Uprzedzam, będę gdybał  :Wink: 

Tak sobie wymyśliłem, że bardzo pomocnym dla mnie byłoby mieć w posiadaniu taki specjalny katalog, do którego mógłbym wgrywać i "nadpisywać" różne dokumenty, projekty.

Ale cały bajer polegać miałby na tym, że chciałbym posiadać możliwość odzyskania dowolnej poprzedniej wersji dokumentu. Ot taka przezroczysta dla usera i podpięta pod katalog kontrola wersji, np. Subversion.

Czy ktokolwiek słyszał, czy ktokolwiek wie o takim rozwiązaniu dla naszego Linuksika?

----------

## SlashBeast

Gdzieś widziałem wersjonowany filesystem, ale za cholere nie moge sobie przypomnieć jego nazwy.

----------

## largo3

Może Wikipedia będzie pomocna.  :Smile: 

----------

## quosek

hmmmmmmm - fajny feature, ale nie wyobrazam sobie tego - pomyslcie o wydajnosci (w przypadku zapisow diffow) i puchnieciu filesystemu (o ile jeszcze dane tekstowe mozna zapisywac w razie cos jako diffy [wg mnie glupawe rozwiazanie, ale ...], to danych binarnych nie wyobrazam sobie inaczej niz dopisanie kolejnej wersji). i najprostszy przyklad na wywalenie takiego filesystemu - uzyszkodnik zaposuje film, a nastepnie lekko go modyfikuje  :Wink:  totalna sieczka.

----------

## ch4os

A nie lepiej jakies repo? svn? git? tyle do wyboru.

----------

## TBH the lolmaker

Jest taki program, nazywa się rdiff-backup i doskonale sprawdza się do tego zadania które Cię ciekawi  :Wink: 

co więcej, od pół roku stosuję go z powodzeniem do backupowania dysku, i muszę przyznać że nigdy mnie nie zawiódł  :Wink: 

jak chcesz żeby Ci z tym pomóc coś to PM

----------

## quosek

to jezeli chodzi o kopie przyrostowe danych katalogow (z glownie plikami tekstowymi - chocby /etc) robione w okreslonym czasie (a nie po kazdej zmianie - czego moze chciec autor watku) to ja proponuje backup-manager (jest w portage jakos ~x86) - robi kopie przyrostowe co okreslony czas, co okreslony czas robi kopie pelna.

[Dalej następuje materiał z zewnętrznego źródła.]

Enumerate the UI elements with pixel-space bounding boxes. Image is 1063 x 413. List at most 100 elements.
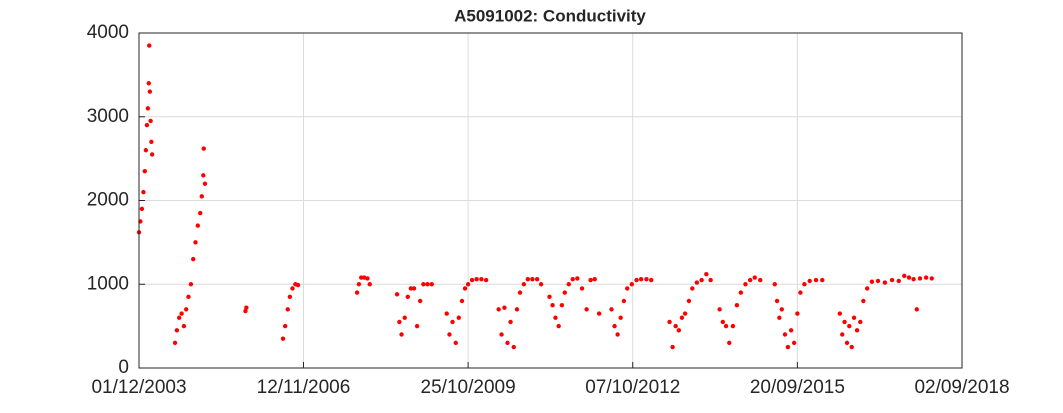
- data-point: [514, 307, 520, 312]
- data-point: [592, 277, 597, 282]
- data-point: [149, 139, 154, 145]
- data-point: [139, 206, 145, 212]
- data-point: [459, 298, 465, 304]
- data-point: [365, 276, 370, 281]
- data-point: [802, 282, 807, 287]
- data-point: [287, 294, 293, 300]
- data-point: [295, 282, 301, 288]
- data-point: [917, 276, 923, 281]
- data-point: [149, 152, 155, 157]
- data-point: [570, 277, 575, 282]
- data-point: [923, 275, 929, 280]
- data-point: [612, 323, 617, 329]
- data-point: [670, 344, 675, 350]
- x-tick-label: 01/12/2003: [91, 377, 186, 398]
- data-point: [837, 311, 843, 316]
- data-point: [172, 340, 178, 346]
- data-point: [444, 311, 449, 316]
- data-point: [356, 282, 362, 287]
- data-point: [453, 340, 458, 346]
- data-point: [397, 319, 402, 325]
- data-point: [188, 282, 194, 287]
- data-point: [553, 315, 558, 320]
- data-point: [798, 290, 803, 295]
- data-point: [747, 277, 753, 283]
- data-point: [499, 332, 504, 337]
- data-point: [840, 332, 845, 337]
- data-point: [584, 307, 589, 312]
- data-point: [425, 282, 430, 287]
- x-tick-label: 25/10/2009: [421, 377, 516, 398]
- data-point: [638, 277, 644, 282]
- data-point: [290, 286, 295, 291]
- data-point: [479, 277, 484, 282]
- data-point: [450, 319, 455, 325]
- data-point: [474, 277, 479, 282]
- data-point: [730, 323, 736, 329]
- data-point: [143, 148, 149, 153]
- data-point: [562, 290, 567, 295]
- data-point: [727, 340, 732, 346]
- data-point: [849, 344, 854, 350]
- data-point: [179, 311, 184, 316]
- data-point: [621, 298, 627, 304]
- data-point: [774, 298, 780, 304]
- data-point: [844, 340, 850, 346]
- y-tick-label: 2000: [87, 190, 129, 211]
- data-point: [547, 294, 552, 300]
- data-point: [588, 277, 593, 283]
- data-point: [779, 307, 784, 312]
- data-point: [550, 302, 555, 308]
- data-point: [148, 118, 153, 124]
- data-point: [596, 311, 602, 316]
- data-point: [699, 277, 704, 283]
- data-point: [469, 277, 475, 283]
- data-point: [202, 181, 208, 186]
- data-point: [394, 292, 400, 297]
- data-point: [882, 280, 888, 285]
- data-point: [538, 282, 544, 287]
- y-tick-label: 4000: [87, 22, 129, 43]
- data-point: [609, 307, 614, 312]
- data-point: [174, 328, 180, 333]
- data-point: [717, 307, 722, 312]
- data-point: [734, 302, 740, 308]
- data-point: [777, 315, 782, 320]
- y-tick-label: 1000: [87, 273, 129, 294]
- data-point: [147, 89, 153, 94]
- data-point: [462, 286, 468, 291]
- data-point: [813, 277, 819, 283]
- data-point: [146, 81, 151, 86]
- data-point: [456, 315, 461, 320]
- data-point: [625, 286, 630, 291]
- data-point: [566, 282, 571, 287]
- data-point: [807, 278, 812, 284]
- data-point: [417, 298, 423, 304]
- data-point: [785, 344, 791, 350]
- data-point: [673, 323, 678, 329]
- data-point: [854, 328, 860, 333]
- data-point: [629, 282, 635, 287]
- data-point: [147, 43, 152, 48]
- data-point: [198, 210, 203, 216]
- data-point: [144, 122, 150, 128]
- data-point: [521, 282, 527, 287]
- data-point: [743, 282, 748, 287]
- data-point: [869, 279, 875, 284]
- data-point: [534, 277, 540, 282]
- data-point: [911, 277, 916, 282]
- data-point: [875, 278, 881, 284]
- data-point: [667, 319, 672, 325]
- x-tick-label: 07/10/2012: [585, 377, 680, 398]
- data-point: [176, 315, 182, 320]
- data-point: [280, 336, 286, 341]
- y-tick-label: 0: [118, 357, 129, 378]
- data-point: [517, 290, 523, 295]
- x-tick-label: 20/09/2015: [750, 377, 845, 398]
- data-point: [282, 323, 288, 329]
- data-point: [708, 277, 713, 283]
- data-point: [244, 305, 249, 310]
- data-point: [411, 286, 417, 291]
- data-point: [795, 311, 800, 316]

Ma mozliwosc wrzucania na ftp, przez ssh i wiele innych opcji.

----------

## Crenshaw

Mysle ze powinienes obejrzec to:

http://en.wikipedia.org/wiki/Versioning_file_system

L

----------

## matiit

Jest jeszcze flyback, robi kopie wybranych katalogów i je można przywracać... nie wiem czy Cie zadowoli, do backupowania całego systemu jest bardzo dobry.

----------

## TBH the lolmaker

flyback jest przypadkiem już martwy?

----------

## matiit

No już od dawna nie ma wersji nowszej jak 0.4.0

w następnej mieli dopisać interfejs openGL... 

Ale podstawowe zadania spełnia wersja 0.4.0;

----------

## m1k0

Dziękuję za te liczne odpowiedzi. Jak zauważamy, temat jest istotny.

Za Waszą pomocą natrafiłem na ZFS - on jest wielki.

Polecam krótką lekturę

ZFS: The Last Word in File Systems

Ale nie jest to takie szybkie, ale coś za coś  :Smile: 

----------

## SlashBeast

ZFS w Linuksie? Chyba tylko po tym marnym porcie na fuse...

----------

## m1k0

A czemu takie zdziwienie? Wszak jest OpenSource, ma zgodność z POSIX-em. To chyba wystarczy?

Może dziś nie jest kompletnie ale będę kibicował ZFS-owi. Jak wspomniałem, no jest wielki.

----------

## SlashBeast

Open Source tak, ale jest na licencji CDDL więć nigdy go nie zobaczymy w kernelu, no chyba, że SUN będzie go np. podwójnie licencjonował.

----------